GenQ

In our paper BEIR: A Heterogeneous Benchmark for Zero-shot Evaluation of Information Retrieval Models we presented a method to adapt a model for asymmetric semantic search for a corpus without labeled training data.

Background

In asymmetric semantic search, the user provides a (short) query like some keywords or a question. We then want to retrieve a longer text passage that provides the answer.

For example:

query: What is Python?
passage to retrieve: Python is an interpreted, high-level and general-purpose programming language. Python's design philosophy emphasizes code readability with its notable use of significant whitespace. Its language constructs and object-oriented approach aim to help programmers write clear, logical code for small and large-scale projects.

We showed how to train such models when sufficient training data (query & relevant passage) is available here: Training MS MARCO dataset

In this tutorial, we show how to train such models if no training data is available, i.e., if you don’t have thousands of labeled query & relevant passage pairs.

Overview

We use synthetic query generation to achieve our goal. We start with the passage from our document collection and create possible queries that users might ask or search for.

Query Generation

For example, we have the following text passage:

 Python is an interpreted, high-level and general-purpose programming language. Python's design philosophy emphasizes code readability with its notable use of significant whitespace. Its language constructs and object-oriented approach aim to help programmers write clear, logical code for small and large-scale projects.

We pass this passage through a specially trained T5 model which generates possible queries for us. For the above passage, it might generate these queries:

What is python
definition python
what language uses whitespaces

We then use these generated queries to create our training set:

(What is python, Python is an interpreted...)
(definition python, Python is an interpreted...)
(what language uses whitespaces, Python is an interpreted...)

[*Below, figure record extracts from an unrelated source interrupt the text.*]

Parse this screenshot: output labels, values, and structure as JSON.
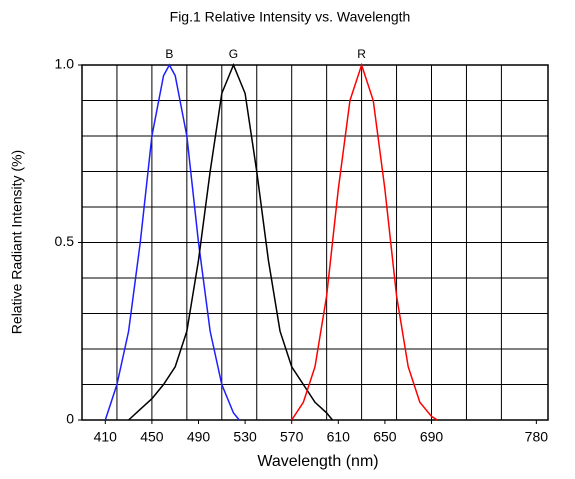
{
  "chart_data": {
    "type": "line",
    "title": "Fig.1 Relative Intensity vs. Wavelength",
    "xlabel": "Wavelength (nm)",
    "ylabel": "Relative Radiant Intensity (%)",
    "xlim": [
      390,
      790
    ],
    "xticks": [
      410,
      450,
      490,
      530,
      570,
      610,
      650,
      690,
      780
    ],
    "ylim": [
      0,
      1
    ],
    "yticks": [
      0,
      0.5,
      {
        "value": 1,
        "label": "1.0"
      }
    ],
    "xgrid": [
      390,
      420,
      450,
      480,
      510,
      540,
      570,
      600,
      630,
      660,
      690,
      720,
      750,
      790
    ],
    "ygrid": [
      0,
      0.1,
      0.2,
      0.3,
      0.4,
      0.5,
      0.6,
      0.7,
      0.8,
      0.9,
      1
    ],
    "grid": true,
    "series": [
      {
        "name": "B",
        "color": "#1f1fff",
        "x": [
          410,
          420,
          430,
          440,
          450,
          460,
          465,
          470,
          480,
          490,
          500,
          510,
          520,
          525
        ],
        "values": [
          0,
          0.1,
          0.25,
          0.5,
          0.8,
          0.97,
          1,
          0.97,
          0.8,
          0.5,
          0.25,
          0.1,
          0.02,
          0
        ]
      },
      {
        "name": "G",
        "color": "#000000",
        "x": [
          430,
          440,
          450,
          460,
          470,
          480,
          490,
          500,
          510,
          520,
          530,
          540,
          550,
          560,
          570,
          580,
          590,
          600,
          605
        ],
        "values": [
          0,
          0.03,
          0.06,
          0.1,
          0.15,
          0.25,
          0.45,
          0.7,
          0.92,
          1,
          0.92,
          0.7,
          0.45,
          0.25,
          0.15,
          0.1,
          0.05,
          0.02,
          0
        ]
      },
      {
        "name": "R",
        "color": "#ff0000",
        "x": [
          570,
          580,
          590,
          600,
          610,
          620,
          630,
          640,
          650,
          660,
          670,
          680,
          690,
          695
        ],
        "values": [
          0,
          0.05,
          0.15,
          0.35,
          0.65,
          0.9,
          1,
          0.9,
          0.65,
          0.35,
          0.15,
          0.05,
          0.01,
          0
        ]
      }
    ]
  }
}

And train our SentenceTransformer bi-encoder with it.

Query Generation

In BeIR we provide different models that can be used for query generation. In this example, we use the T5 model that was trained by docTTTTTquery:

from transformers import T5Tokenizer, T5ForConditionalGeneration
import torch

tokenizer = T5Tokenizer.from_pretrained("BeIR/query-gen-msmarco-t5-large-v1")
model = T5ForConditionalGeneration.from_pretrained("BeIR/query-gen-msmarco-t5-large-v1")
model.eval()

para = "Python is an interpreted, high-level and general-purpose programming language. Python's design philosophy emphasizes code readability with its notable use of significant whitespace. Its language constructs and object-oriented approach aim to help programmers write clear, logical code for small and large-scale projects."

input_ids = tokenizer.encode(para, return_tensors="pt")
with torch.no_grad():
    outputs = model.generate(
        input_ids=input_ids,
        max_length=64,
        do_sample=True,
        top_p=0.95,
        num_return_sequences=3,
    )

print("Paragraph:")
print(para)

print("\nGenerated Queries:")
for i in range(len(outputs)):
    query = tokenizer.decode(outputs[i], skip_special_tokens=True)
    print(f"{i + 1}: {query}")

In the above code, we use Top-p (nucleus) sampling which will randomly pick a word from a collection of likely words. As a consequence, the model will generate different queries each time.

Bi-Encoder Training

With the generated queries, we can then train a bi-encoder using the use MultipleNegativesRankingLoss.

Full Example

We train a semantic search model to search through Wikipedia articles about programming articles & technologies.

We use the text paragraphs from the following Wikipedia articles: Assembly language, C , C# , C++, Go , Java , JavaScript, Keras, Laravel, MATLAB, Matplotlib, MongoDB, MySQL, Natural Language Toolkit, NumPy, pandas (software), Perl, PHP, PostgreSQL, Python , PyTorch, R , React, Rust , Scala , scikit-learn, SciPy, Swift , TensorFlow, Vue.js

In:

1_programming_query_generation.py - We generate queries for all paragraphs from these articles
2_programming_train_bi-encoder.py - We train a SentenceTransformer bi-encoder with these generated queries. This results in a model we can then use for semantic search (for the given Wikipedia articles).
3_programming_semantic_search.py - Shows how the trained model can be used for semantic search.